O possível da abertura ao não-todo está bem posto na renúncia ao absoluto.
Bastante interessante, também, é que uma constelação e a abertura que ela implica parecem não derivar de qualquer postura resignada. O não-todo, a fresta, o indiscernível, não se manifestam em aceitações caricatas do status quo.
O próprio Décio Pignatari escreveu (sob o lema – Guerrilha Artística – durante a Ditadura Militar instaurada no Brasil) uma fundamental proposição que articula constelação e guerrilha: A surpresa contra a redundância.
Nada mais parecido com uma constelação do que a guerrilha, que exige, por sua dinâmica, uma estrutura aberta de informação […] onde tudo parece reger-se por coordenação e nada por subordinação […] a guerrilha é uma estrutura móvel operando dentro de uma estrutura rígida, hierarquizada. Nas guerrilhas, a guerra se inventa a cada passo […] É a informação (surpresa) contra a redundância. (PIGNATARI, 1967, p. 158)
O não-todo, definitivamente, não é belo, recatado e do lar … sem redundâncias, portanto.
Guerrilha Artística, Guerrilha Cidadã e, por que não?!…, Guerrilha Psicanalítica.
Dois exemplos recentes, dentre tantos outros, podem ser elencados como o que surge como surpresa, ganha corpo, traduz essa estrutura aberta enquanto Ato simbólico com valor Real. Em nada redundantes!
Em 29 de setembro de 2018 – Um ATO que ganhou dimensões nacional e internacional foi organizado por mulheres. O #elenão ganhou as ruas do Brasil e do mundo. Dizer não à barbárie: à misoginia, ao machismo, à lgbtifobia, ao racismo etc. Dizer não e nunca, como um grito, aos anos de seguidas mutilações e opressão.
Em 14 de outubro de 2018 – Um ATO em homenagem a Marielle Franco, morta a tiros há exatos 7 meses (crime ainda hoje não resolvido), foi realizado no Rio de Janeiro, no mesmo local em que dois brutamontes do PSL destruíram uma placa com o nome da vereadora brutalmente assassinada (assim como o motorista, Anderson Gomes). Da quebra de uma placa, mais de mil placas foram distribuídas.

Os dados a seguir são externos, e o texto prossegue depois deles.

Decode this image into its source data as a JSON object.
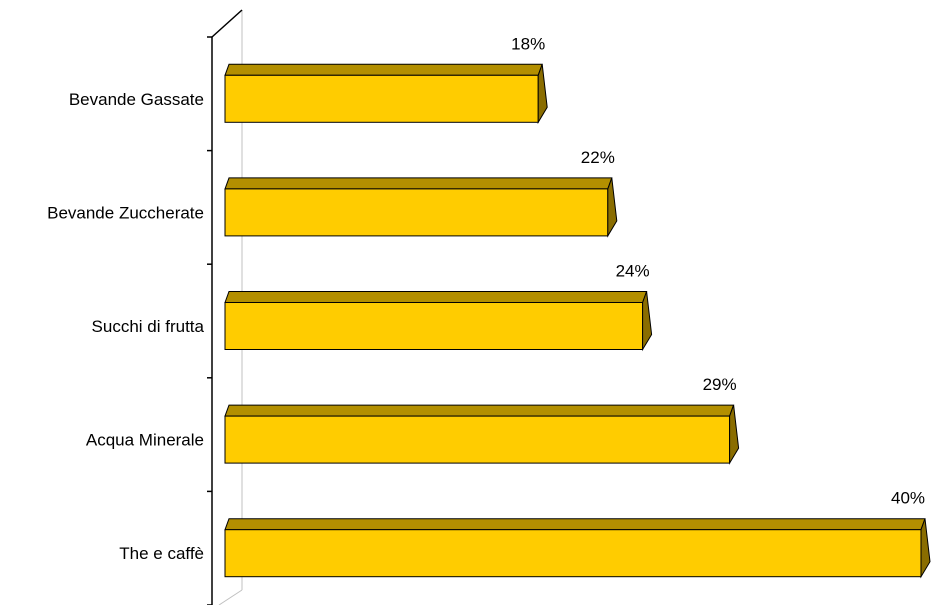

Ato Simbólico que aponta o Real.
Por fim, um poema-composição-abertura:
Música Mirabilis
(Eugénio de Andrade)
Talvez a ternura
crepite no pulso
talvez o vento
súbito se levante
talvez a palavra
atinja o seu cume
talvez um segredo
chegue ainda a tempo
– e desperte o lume.
Referências Bibliográficas
ADORNO, T. W. Dialética Negativa. Rio de Janeiro: Zahar, 2009.
ANDRADE, E. Obscuro domínio. Porto, Portugal: Editora Inova, 1971.

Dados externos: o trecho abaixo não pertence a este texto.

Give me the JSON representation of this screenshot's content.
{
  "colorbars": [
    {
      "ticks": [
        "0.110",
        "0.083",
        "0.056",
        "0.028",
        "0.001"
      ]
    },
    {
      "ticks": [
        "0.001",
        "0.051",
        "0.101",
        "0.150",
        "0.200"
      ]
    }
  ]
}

BADIOU, A. O Ser e o Evento. Rio de Janeiro: Zahar, 1996.
CAMPOS, H. Ideograma. Lógica, poética, linguagem. São Paulo: Cultrix, 1977.

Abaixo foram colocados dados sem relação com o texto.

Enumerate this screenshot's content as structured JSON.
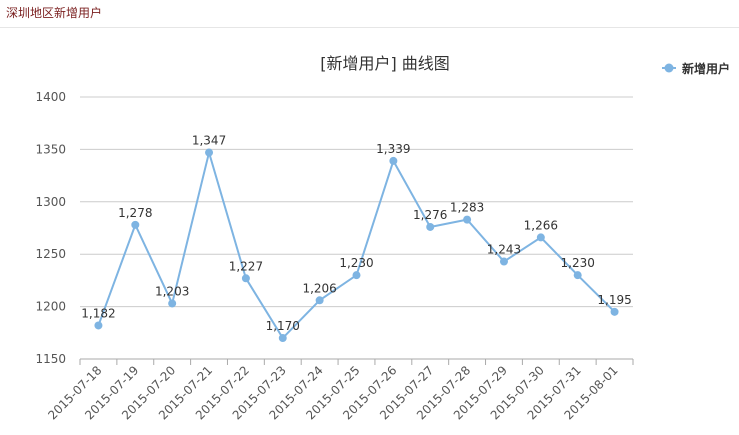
{
  "header": {
    "title": "深圳地区新增用户"
  },
  "chart_data": {
    "type": "line",
    "title": "[新增用户] 曲线图",
    "xlabel": "",
    "ylabel": "",
    "categories": [
      "2015-07-18",
      "2015-07-19",
      "2015-07-20",
      "2015-07-21",
      "2015-07-22",
      "2015-07-23",
      "2015-07-24",
      "2015-07-25",
      "2015-07-26",
      "2015-07-27",
      "2015-07-28",
      "2015-07-29",
      "2015-07-30",
      "2015-07-31",
      "2015-08-01"
    ],
    "series": [
      {
        "name": "新增用户",
        "color": "#7eb4e2",
        "values": [
          1182,
          1278,
          1203,
          1347,
          1227,
          1170,
          1206,
          1230,
          1339,
          1276,
          1283,
          1243,
          1266,
          1230,
          1195
        ],
        "labels": [
          "1,182",
          "1,278",
          "1,203",
          "1,347",
          "1,227",
          "1,170",
          "1,206",
          "1,230",
          "1,339",
          "1,276",
          "1,283",
          "1,243",
          "1,266",
          "1,230",
          "1,195"
        ]
      }
    ],
    "ylim": [
      1150,
      1400
    ],
    "yticks": [
      1150,
      1200,
      1250,
      1300,
      1350,
      1400
    ],
    "grid": true,
    "legend_position": "top-right"
  }
}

CAMPOS, H. A arte no horizonte do provável. São Paulo: Perspectiva, 2010.
EISENSTEIN, S. (1929). O princípio cinematográfico e o ideograma. In: CAMPOS, H. (org.), Ideograma. Lógica, poética, linguagem. São Paulo: Cultrix, 1977.
PIGNATARI, D. Teoria da guerrilha artística. In: PIGNATARI, D. Contracomunicação. Ateliê Editorial, 1967.
[1] Termo utilizado por Décio Pignatari, em 1967, no texto: “Teoria da guerrilha artística”.